Tari Joged Bumbung pada awalnya ditarikan oleh petani di sela-sela waktu luang pada saat mengolah lahan sawah. Namun, seiring perkembangan zaman, Tari Joged menjadi tarian erotis dan sempat mendapat julukan sebagi tarian vulgar—untuk tidak mengatakan ngebor.
Kemunculan Tari Joged Bumbung versi “baru” itu menimbulkan rasa keprihatinan di masyarakat Bali pada umumnya. Sehingga, upaya-upaya untuk mengembalikan citra baik tari Joged Bumbung tersebut mulai digaungkan sejak tarian tersebut dikonotasikan lebih dekat dengan nilai-nilai negatif.
Salah satu upaya untuk mengembalikan marwah Joged Bumbung, adalah apa yang dilakukan oleh Undiksha sore itu. Dalam memeriahkan Dies Natalis ke-31, universitas negeri yang berdiri sejak 2006 itu, menggelar Tari Joged Bumbung yang melibatkan 1.311 mahasiswinya untuk menarikan Joged Bumbung dengan pakem aslinya.
Sebagaimana penjelasan Rektor Undiksha, Prof. Dr. I Wayan Lasmawan, M.Pd., bahwa tujuan utama pagelaran tersebut adalah menyelamatkan Tari Joged dari stigma negatif. Sebagai insntansi pendidikan tinggi, katanya, Undiksha harus ikut andil dalam penyelamatan kebudayaan.
“Kami tentu harus berbuat sesuatu bagi kemaslahatan masyarakat, sehingga kami merasa harus mengambil peran ini,” ujarnya, kepada tatkala.co sesaat setelah menerima penghargan rekor muri, Rabu (10/01/23).
Prof. Lasmawan menekankan bahwa penyelamatan Tari Joged Bumbung memang harus segera dilakukan, sebab stigma-stigma negatif tentang Tari Joged sudah semakin dianggap biasa dan diterima di masyarakat.
“Selama ini, kami melihat ada anggapan yang kurang pas di masyarakat tentang Tari Joged. Sehingga, penyelamatan dan pengembalian Tari Joget sebagai tari persahabatan, sebagaimana marwahnya, harus segara dilakukan. Ini untuk membangun keselarasan hidup,” jelasnya.
Suasana peserta Tari Joged Bumbung mulai menari / Foto: Jaswanto
Menurutnya, tercetusnya ide penyelamatan Tari Joged tersebut berawal dari rembug kecilnya dengan mantan rektor Undiksha sebelumnya. Dengan pertanyaan “apa yang bisa dilakukan oleh Undiksha dihari ulang tahunnya kali ini”, maka tercetusla ide dan gagasan untuk mengambil peran dalam mengembalikan marwah Joged Bumbung.
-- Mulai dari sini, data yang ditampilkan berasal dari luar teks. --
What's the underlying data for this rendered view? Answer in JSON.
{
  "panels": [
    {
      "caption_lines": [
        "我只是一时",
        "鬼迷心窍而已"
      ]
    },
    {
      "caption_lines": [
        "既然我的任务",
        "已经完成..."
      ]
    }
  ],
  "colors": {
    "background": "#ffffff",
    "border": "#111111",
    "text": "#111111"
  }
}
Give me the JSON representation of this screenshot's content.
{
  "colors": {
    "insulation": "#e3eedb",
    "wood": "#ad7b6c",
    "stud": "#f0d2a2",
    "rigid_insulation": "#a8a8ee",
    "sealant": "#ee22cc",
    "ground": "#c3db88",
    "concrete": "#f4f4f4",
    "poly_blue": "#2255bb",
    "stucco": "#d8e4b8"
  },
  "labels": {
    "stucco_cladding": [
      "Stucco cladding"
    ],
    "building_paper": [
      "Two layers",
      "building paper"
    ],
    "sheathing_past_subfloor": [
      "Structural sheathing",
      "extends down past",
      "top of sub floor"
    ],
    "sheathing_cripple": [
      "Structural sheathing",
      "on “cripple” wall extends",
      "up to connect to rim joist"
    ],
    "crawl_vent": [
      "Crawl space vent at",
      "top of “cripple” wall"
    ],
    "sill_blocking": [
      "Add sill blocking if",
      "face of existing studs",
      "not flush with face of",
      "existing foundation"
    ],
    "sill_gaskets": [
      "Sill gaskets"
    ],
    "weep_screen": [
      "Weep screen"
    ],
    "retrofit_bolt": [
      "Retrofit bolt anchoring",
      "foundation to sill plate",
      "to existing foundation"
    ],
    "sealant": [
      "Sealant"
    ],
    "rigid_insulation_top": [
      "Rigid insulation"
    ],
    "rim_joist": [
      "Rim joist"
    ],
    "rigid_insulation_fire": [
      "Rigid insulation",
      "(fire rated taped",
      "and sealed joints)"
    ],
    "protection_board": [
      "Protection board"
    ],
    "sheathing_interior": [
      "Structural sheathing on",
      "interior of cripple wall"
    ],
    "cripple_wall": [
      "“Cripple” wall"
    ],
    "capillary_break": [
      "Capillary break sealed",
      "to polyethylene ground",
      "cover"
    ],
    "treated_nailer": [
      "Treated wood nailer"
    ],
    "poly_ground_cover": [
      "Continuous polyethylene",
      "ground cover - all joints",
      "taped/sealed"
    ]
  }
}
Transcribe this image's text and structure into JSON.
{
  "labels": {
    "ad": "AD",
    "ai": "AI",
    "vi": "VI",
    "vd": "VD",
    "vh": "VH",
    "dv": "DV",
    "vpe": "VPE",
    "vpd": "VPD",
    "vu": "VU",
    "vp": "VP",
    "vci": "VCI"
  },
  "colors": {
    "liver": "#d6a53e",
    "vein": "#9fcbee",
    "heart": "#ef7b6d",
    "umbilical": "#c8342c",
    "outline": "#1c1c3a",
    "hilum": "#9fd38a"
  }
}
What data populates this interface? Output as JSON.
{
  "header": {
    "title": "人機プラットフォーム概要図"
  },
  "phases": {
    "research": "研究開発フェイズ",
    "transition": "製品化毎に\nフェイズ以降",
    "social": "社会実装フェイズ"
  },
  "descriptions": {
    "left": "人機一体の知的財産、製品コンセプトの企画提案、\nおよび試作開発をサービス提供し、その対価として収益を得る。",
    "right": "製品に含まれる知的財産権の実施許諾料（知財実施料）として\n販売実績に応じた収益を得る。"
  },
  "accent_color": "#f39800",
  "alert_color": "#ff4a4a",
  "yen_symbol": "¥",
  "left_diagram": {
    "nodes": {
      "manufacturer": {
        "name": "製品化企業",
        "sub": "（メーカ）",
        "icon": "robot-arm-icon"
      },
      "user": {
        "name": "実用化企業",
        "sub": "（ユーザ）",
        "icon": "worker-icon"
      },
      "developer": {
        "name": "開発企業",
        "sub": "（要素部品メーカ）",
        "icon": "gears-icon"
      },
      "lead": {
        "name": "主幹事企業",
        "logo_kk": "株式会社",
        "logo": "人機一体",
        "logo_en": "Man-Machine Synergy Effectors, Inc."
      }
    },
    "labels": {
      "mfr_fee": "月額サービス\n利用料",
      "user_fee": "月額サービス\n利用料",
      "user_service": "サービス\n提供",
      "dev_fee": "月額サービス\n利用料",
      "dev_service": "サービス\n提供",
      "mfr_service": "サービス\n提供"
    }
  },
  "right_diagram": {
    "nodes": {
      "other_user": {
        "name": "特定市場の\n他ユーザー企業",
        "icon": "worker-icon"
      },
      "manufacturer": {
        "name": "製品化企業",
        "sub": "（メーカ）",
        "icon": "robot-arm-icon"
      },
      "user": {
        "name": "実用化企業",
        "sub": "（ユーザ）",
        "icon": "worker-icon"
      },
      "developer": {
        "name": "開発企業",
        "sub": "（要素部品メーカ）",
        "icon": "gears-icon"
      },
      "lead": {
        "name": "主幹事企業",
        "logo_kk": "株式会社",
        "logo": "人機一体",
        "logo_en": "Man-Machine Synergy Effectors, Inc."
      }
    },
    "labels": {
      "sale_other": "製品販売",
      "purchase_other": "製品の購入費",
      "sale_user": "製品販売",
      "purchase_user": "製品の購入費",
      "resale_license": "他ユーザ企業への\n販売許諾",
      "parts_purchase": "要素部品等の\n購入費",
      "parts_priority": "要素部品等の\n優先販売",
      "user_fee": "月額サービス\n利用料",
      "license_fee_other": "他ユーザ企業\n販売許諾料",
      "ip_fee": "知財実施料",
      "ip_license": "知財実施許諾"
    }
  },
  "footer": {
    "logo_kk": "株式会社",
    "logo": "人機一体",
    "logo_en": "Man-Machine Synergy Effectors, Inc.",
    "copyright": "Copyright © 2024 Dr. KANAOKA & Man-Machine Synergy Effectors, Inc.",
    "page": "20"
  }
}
Setelah melakukan kajian dan koordinasi dengan pihak-pihak terkait, akhirnya persiapan pagelaran Tari Joged tersebut bisa dikerjakan dengan waktu pelatihan selama dua setengah bulan.
“Kami sangat berterima kasih kepada mahasiswa-mahasiswi kami yang cerdas. Mereka sangat mudah dan sangat cepat dalam menangkap berbagai pakem Tari Joged yang sebenarnya. Dengan begitu, kesan Tari Joged yang sedikit miring itu sudah terputus,” imbuhnya.
Namun, ketika ditanya mengenai alasan jumlah peserta, Prof Lasmawan menjawab dengan santai, “31 itu merupakan penanda bahwa undiksha sekarang ulang tahun ke-31, sedangkan untuk angka 11, itu rahasia,” pungkasnya sembari tertawa.
Selain dihadiri oleh rektor beserta civitas akademika Undiksha, kegiatan Dies Natalis Undiksha kali ini juga dihadiri oleh Osmar Semesta Susilo sebagai perwakilan dari Museum Rekor Indonesia (Muri).
Dalam kesempatan tersebut ia menjelaskan bahwa pagelaran Tari Joged Bumbung tersebut tidak layak mendapat penghargan rekor Muri Indonesia, karena layak mendapat rekor dunia, katanya.
“Setelah melalui berbagai pertimbangan, kami tidak bisa memberikan penghargaan rekor muri kepada Tari Joged ini. Tapi kami mencatatnya sebagai rekor dunia,” jelasnya, yang disambut tepuk tangan oleh hadirin yang hadir pada sore itu.
Menurutnya, pagelaran Tari Joged Bumbung kali ini pantas dicatat sebagai rekor dunia. Sebab, tidak ada di belahan dunia mana pun yang mampu menghadirkan penari dalam satu panggung dengan jumlah yang banyak seperti yang dilakukan oleh Undiksha.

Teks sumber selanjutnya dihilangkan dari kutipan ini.